The good: We have been home and back in the routine for a couple weeks now, and are still thinking happy thoughts about Utah. Taking my kids on vacation is such a gift, and having family to visit in this stunning corner of the world is a lucky thing.
Have you ever been to Park City? You are going to think I'm exaggerating, but everyone is good looking there. Every single person. And they are all exceptionally fit and healthy with a nice sun-kissed glow. You also can't help but admire everyone's clothes and outerwear. I'm walk around, thinking: "I want your jacket, I love your shoes, I want that vest, I love your haircut." It is like walking through a hybrid of Whole Foods and the Title 9 catalog. All of the children look like future Olympians, and I will say it one more time, everyone is good looking. It's so weird.
We joined the good looking people for a second glorious day of skiing, during which the kids totally turned the corner into real skiers. It was amazing to see the difference in the second full day. Skiing WITH my kids is one of the great joys of my life.
|Reed is eating a pretzel, in case you were wondering.|
|my beautiful sister and Skyler on the gondola at the end of our day.|
And Cameron races slalom and giant slalom on the ski team, and gets a podium finish, as if he wasn't cool enough already.
|Cameron, age 13, on the far right.|
|it pays to be a girl in a family full of boys.|
|Olympic fever, as evidenced here.|
Two of my biggest fears as a parent are:
1.) losing a child in a crowded place;
2.) children throwing up on airplanes.
My number one fear, losing a child in a crowded place, was realized on this trip. I was skiing with just Skyler and Reed for part of the afternoon. I had given clear instructions that the kids always needed to be able to see me, and I tried very hard to stay right with them. At one point, I got distracted by helping Skyler when she fell, and I thought Reed was still behind us.
|Reedo cruising along.|
I reluctantly made the decision that we had to ski ahead, deciding it was out of the question to hike up the mountain. We scanned for him on the slopes but did not find him. My heart was pounding. 2 minutes later, we came upon the ski lift at the bottom of that slope, and Reed was standing right there. Our "in case one of us gets lost, but please don't" plan had been to meet up at the next available ski lift.
I grabbed him and squeezed him and kissed him on the mouth. "How did you get past me? How long have you been here?" He reminded me he did exactly as we had planned, and I agreed and praised him. I asked him if he was panicked and he said: "No, but I was getting close, and I was going to ask that ski patrol guy for help finding you." Well, good boy for listening, and disaster averted. And we went up for another run.
When we were all safely together in front of the ski lodge at the end of the day, my nerves were a little fried, I did a David Ortiz move, pointing up to the sky with thanks. I was just so thankful to have the opportunity to expose them to the joy of skiing, and the joy of not dying by falling off a cliff, and the joy of finding your mom when you thought you had lost her.
I guess a good adrenaline rush should be a part of every good vacation?
The second fear, of children throwing up on airplanes, is because I had a horrible experience when Reed was a toddler of having him sick all throughout a 6-hour flight to Utah.
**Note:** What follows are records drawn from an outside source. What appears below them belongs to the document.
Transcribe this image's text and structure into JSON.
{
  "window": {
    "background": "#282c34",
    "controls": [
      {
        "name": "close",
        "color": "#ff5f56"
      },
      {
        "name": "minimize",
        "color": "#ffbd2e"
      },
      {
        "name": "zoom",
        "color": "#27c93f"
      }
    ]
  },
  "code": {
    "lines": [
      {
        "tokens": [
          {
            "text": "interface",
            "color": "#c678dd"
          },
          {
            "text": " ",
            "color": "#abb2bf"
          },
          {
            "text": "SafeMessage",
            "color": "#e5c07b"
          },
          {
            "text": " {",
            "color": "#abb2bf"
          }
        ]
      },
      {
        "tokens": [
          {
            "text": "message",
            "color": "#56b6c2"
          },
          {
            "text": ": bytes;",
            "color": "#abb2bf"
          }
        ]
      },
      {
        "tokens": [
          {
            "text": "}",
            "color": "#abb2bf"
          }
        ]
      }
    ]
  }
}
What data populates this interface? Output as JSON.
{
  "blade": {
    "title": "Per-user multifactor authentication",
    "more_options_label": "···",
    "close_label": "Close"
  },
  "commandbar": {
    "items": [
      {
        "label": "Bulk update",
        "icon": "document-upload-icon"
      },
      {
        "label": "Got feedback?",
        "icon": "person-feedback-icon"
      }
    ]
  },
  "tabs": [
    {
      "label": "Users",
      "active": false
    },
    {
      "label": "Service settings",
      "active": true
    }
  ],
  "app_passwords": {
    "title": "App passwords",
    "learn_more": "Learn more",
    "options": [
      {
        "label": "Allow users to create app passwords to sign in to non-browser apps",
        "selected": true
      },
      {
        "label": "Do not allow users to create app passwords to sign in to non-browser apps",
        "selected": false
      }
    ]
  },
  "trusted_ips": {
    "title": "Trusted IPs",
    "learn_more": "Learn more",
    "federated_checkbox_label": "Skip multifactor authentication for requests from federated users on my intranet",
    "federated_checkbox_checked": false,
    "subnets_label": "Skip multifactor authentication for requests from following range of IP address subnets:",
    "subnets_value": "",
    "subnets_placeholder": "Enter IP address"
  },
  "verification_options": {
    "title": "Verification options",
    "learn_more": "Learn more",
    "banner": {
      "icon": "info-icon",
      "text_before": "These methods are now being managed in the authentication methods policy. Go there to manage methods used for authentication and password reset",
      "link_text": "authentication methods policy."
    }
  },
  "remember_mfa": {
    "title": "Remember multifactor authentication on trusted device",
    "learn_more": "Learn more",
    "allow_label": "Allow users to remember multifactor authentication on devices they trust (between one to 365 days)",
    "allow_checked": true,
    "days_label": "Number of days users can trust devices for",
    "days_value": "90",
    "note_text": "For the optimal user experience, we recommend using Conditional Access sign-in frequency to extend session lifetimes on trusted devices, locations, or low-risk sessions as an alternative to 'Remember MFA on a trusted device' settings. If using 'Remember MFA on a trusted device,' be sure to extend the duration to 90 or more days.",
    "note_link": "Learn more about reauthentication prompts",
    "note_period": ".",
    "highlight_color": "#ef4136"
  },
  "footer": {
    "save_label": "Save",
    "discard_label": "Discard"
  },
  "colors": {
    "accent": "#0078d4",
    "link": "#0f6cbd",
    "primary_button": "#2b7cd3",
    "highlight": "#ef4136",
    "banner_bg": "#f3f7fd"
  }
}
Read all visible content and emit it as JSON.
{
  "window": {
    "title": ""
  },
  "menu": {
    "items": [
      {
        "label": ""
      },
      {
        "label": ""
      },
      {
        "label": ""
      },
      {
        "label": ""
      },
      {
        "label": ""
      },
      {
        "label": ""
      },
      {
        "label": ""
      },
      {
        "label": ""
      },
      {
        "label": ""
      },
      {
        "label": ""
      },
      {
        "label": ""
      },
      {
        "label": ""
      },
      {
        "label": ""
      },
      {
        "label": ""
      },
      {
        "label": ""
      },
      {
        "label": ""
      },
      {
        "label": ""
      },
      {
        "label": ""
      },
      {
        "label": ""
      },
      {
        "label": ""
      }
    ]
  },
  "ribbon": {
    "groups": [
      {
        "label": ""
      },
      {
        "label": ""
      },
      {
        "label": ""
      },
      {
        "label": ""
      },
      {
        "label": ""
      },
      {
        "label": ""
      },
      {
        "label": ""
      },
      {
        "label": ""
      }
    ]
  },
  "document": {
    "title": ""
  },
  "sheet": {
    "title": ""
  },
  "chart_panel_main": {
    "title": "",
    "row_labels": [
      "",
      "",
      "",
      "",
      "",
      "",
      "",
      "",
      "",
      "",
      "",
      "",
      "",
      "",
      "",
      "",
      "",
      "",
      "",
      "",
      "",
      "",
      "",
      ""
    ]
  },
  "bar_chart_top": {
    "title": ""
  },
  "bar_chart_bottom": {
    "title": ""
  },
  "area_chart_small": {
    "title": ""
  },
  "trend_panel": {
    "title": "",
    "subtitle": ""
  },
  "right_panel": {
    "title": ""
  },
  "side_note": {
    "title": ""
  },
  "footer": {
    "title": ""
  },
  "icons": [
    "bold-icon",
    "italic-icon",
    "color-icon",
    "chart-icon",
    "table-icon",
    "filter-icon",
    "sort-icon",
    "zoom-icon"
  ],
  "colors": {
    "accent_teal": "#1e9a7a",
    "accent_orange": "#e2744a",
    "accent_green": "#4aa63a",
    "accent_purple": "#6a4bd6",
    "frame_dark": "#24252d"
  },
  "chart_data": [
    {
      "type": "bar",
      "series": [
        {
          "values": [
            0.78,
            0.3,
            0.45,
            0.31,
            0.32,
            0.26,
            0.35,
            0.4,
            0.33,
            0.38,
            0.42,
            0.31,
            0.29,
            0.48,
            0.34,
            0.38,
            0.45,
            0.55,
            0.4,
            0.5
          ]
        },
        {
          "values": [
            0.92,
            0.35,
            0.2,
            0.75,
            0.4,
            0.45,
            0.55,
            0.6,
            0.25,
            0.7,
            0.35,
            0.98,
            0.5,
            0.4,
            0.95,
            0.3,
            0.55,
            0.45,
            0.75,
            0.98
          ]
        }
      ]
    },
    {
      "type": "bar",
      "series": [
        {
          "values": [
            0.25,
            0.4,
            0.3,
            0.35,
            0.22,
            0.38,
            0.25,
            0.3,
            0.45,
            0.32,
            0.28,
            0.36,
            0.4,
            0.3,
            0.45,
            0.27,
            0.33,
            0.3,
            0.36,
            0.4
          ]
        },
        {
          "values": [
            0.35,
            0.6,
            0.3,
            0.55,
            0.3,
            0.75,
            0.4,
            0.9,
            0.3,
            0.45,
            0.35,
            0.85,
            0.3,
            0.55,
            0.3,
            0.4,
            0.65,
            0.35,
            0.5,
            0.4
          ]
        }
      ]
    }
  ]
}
It was awful. Fear of kids throwing up on planes has now grown to an irrational source of travel anxiety, especially when I'm the only adult traveling. It is seriously the thing I talk about when I'm going to travel: "Just as long as no one throws up, I can handle anything."
So, both of my children threw up on this trip, both at airports, both minutes before we were boarding a plane. One on the way out, one on the way home. Both involved dramatic running scenes through the airport to get to the bathrooms (we made it) while leaving another child alone attending all of our bags. And both situations left me having to make a calculated decision about whether or not we should actually board the plane. My heart just started beating faster while I wrote that paragraph. And I'm sweating a little again.
No one got sick on the plane, but I am telling you that I was a hot, nervous mess for part of the flights as I sat staring at my kids, anticipated the worst. Because of getting bumped from our original flight, our new return flight was a 14-hour day that involved 3-hour layovers in Phoenix and Washington DC. On our last flight home, both kids were in tears because they were so exhausted.
When we finally landed, it was midnight and they had just passed out.
Skyler opened her eyes enough to walk, but I carried a sleeping Reed off the plane and we all landed in Tim's arms. So good to go away; so wonderful to come home.
I am moving right along on the push-up challenge. I do the workout given to me by my phone every other day. The app that I am using is called "Push Up Trainer" and it looks like this. The first version is free, but after Level 9 you have to buy the app for 99 cents.